Чтобы пробудить в Баранцевой женщину, ей подыскали ассенизатора с ослабленной функцией обоняния. Он не продержался с ней и недели, сбежал со словами: «Раньше я был на работе – как дома, а теперь дома – как на работе».

С тех пор Баранцева к сердцу никого не подпускала. С годами в ней открылась тайная садистская склонность. Она специально подыскивала для себя процессы с возможным смертельным приговором.

Как-то ей попалось на глаза дело об изнасиловании и убийстве, по которому проходил некий Попонов Анатолий Дмитриевич, сорока трех лет. Это был человек несчастливой судьбы, инвалид, бухгалтер. Анатолий Дмитриевич обладал удивительной особенностью всех раздражать, доводить до исступления одним своим присутствием. Попонова ненавидели без объективных причин. На работе лишали премий, придирались, грозили увольнением, в транспорте толкали, никогда не уступали места, невзирая на его ногу в раздутом ортопедическом ботинке, оскорбляли в очередях, а продавщицы даже специально прятали товар под прилавок, лишь бы не продавать Попонову. Вдобавок соседи по коммуналке решили Попонова извести.

Семейство Тупцовых: папа Виктор, мама Женя, теща Вероника Петровна, парализованный тесть Василий Леонтьевич и четверо детей – занимало три комнаты в квартире. В четвертой, на их взгляд лучшей, проживал незадачливый Попонов. Внешне сохраняя приличия, Тупцовы начали кампанию по отселению Попонова живым или мертвым.

– У меня уже все схвачено и в исполкоме, и в жэке, – говорил шепотом на семейном совете папа Виктор.

– Повод нужен, повод, – вздыхал парализованный Василий Леонтьевич.

– Хоть бы курил или выпивал, как нормальные люди, холера его возьми, – ругалась Вероника Петровна, – уцепиться не за что.

Мама Женя только молчаливо кивала, потому что была глуповата и привыкла полагаться на старших.

Тупцовы пытались инсценировать пожар, произошедший якобы по вине Попонова. Папа Виктор для достоверности даже поджег тестя, но потом, по общим просьбам, затушил. Мама Женя и Вероника Петровна выливали на пол по двадцать ведер воды, а когда прибегали нижние соседи, Вероника Петровна ехидно говорила: «Кланяйтесь Анатолию Дмитриевичу».

Чтобы отселить Попонова как алкоголика, папа Виктор пытался под видом дружбы споить его, правда, чуть сам не запил. Все ухищрения Тупцовых благополучно сходили Попонову с рук.

Наконец судьба подстерегла Попонова. Однажды он постучался к Тупцовым забрать долг в восемь рублей. Мама Женя в это время переодевалась, а присутствующая при этом Вероника Петровна сказала: «Войдите».

Попонов вошел, и мама Женя, по школьной привычке, закричала криком голой женщины. Точно молния сверкнула в мозгу Вероники Петровны. Такого случая могло больше не повториться. Она визгнула: «Насилуют!» – и полезла на подоконник.

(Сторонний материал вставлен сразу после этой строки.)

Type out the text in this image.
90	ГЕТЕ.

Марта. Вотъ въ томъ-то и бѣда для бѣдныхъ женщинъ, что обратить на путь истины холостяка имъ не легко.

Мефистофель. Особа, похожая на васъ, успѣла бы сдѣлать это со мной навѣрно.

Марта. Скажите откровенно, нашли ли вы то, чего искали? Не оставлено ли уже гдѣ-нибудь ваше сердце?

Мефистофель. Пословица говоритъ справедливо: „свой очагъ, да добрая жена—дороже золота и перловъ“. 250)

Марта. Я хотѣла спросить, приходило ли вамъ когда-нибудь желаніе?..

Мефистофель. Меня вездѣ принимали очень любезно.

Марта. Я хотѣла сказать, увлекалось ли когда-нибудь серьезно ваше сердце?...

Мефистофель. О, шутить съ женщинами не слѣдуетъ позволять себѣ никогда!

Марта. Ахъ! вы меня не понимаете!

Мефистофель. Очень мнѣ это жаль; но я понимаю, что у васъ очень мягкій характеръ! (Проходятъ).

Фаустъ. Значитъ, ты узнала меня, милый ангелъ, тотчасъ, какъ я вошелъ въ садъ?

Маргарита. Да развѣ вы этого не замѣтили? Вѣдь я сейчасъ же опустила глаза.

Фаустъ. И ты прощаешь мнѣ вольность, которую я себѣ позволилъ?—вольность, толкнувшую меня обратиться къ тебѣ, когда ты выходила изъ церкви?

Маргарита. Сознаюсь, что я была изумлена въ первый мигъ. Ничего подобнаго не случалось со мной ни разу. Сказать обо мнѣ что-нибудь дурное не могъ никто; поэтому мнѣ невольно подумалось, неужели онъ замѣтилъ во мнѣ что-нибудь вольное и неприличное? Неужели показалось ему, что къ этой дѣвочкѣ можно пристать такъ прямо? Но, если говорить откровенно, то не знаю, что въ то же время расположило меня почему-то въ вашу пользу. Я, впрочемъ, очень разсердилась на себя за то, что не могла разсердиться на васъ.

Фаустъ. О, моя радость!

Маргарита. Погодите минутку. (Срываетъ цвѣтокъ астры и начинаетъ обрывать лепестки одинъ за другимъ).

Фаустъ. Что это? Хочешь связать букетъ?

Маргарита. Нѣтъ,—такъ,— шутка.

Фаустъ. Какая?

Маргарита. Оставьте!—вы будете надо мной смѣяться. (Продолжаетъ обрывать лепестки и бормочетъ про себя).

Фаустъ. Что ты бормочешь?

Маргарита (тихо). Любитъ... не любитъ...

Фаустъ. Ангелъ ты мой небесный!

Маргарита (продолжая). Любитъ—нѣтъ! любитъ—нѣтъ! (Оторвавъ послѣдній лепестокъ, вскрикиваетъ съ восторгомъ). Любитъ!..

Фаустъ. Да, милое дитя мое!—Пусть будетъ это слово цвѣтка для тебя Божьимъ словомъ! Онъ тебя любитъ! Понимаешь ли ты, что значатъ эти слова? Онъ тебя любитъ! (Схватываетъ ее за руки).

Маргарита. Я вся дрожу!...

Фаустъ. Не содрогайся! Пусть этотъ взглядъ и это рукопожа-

Парализованный тесть в соседней комнате телепатически воспринял происходящее и хрипло заорал в пространство короткими гласными буквами, как будто ему в живот тыкали ножом. Попонов кинулся прочь, на лестничную клетку, за ним, улюлюкая, бежал папа Виктор.

«Уйдет!» – пронеслось в голове Вероники Петровны, и она решилась. Крикнув напоследок: «Насилуют!» – Вероника Петровна выбросилась из окна. Ненависть к Попонову была в ней сильнее жизни. В полете она успела подумать: «Витька, конечно, сволочь, но лишь бы Женечке с детишками просторно было…», – и треснулась об землю. Она падала с пятого этажа и умерла не сразу.

К ней подбежал участковый, который тоже не любил Попонова, и спросил: «Попонов?» – имея в виду, кто виноват. Вероника Петровна согласно кивнула и умерла.

Разумеется, непредвзятого наблюдателя смутило бы поведение папы Виктора, прыгавшего вокруг мертвого тела: «Вот так теща, ай да теща!»

Анатолия Дмитриевича Попонова арестовали. Расследование шло как по маслу. К показаниям Тупцовых сначала прислушивались, потом перестали.

Папа Виктор говорил агрессивные глупости и грозил в случае мягкого приговора самолично расправиться с Попоновым. Парализованный Василий Леонтьевич, чтобы не сказать лишнего, только плакал, тыча пальцем в Попонова. Мама Женя чуть не завалила все дело реальным пересказом, перепугалась и, чтобы ее больше не спрашивали, искусственно вызвала рвоту.

На Попонове поставили крест. Никто не сомневался в летальном исходе. Адвокат ему попался добрый, и поборолся бы он за Попонова, если бы судьей была не вонючая Баранцева.

Сам Попонов на вопросы отвечал тихо, заикаясь. Он производил такое неблагоприятное впечатление, что все отвернулись от него.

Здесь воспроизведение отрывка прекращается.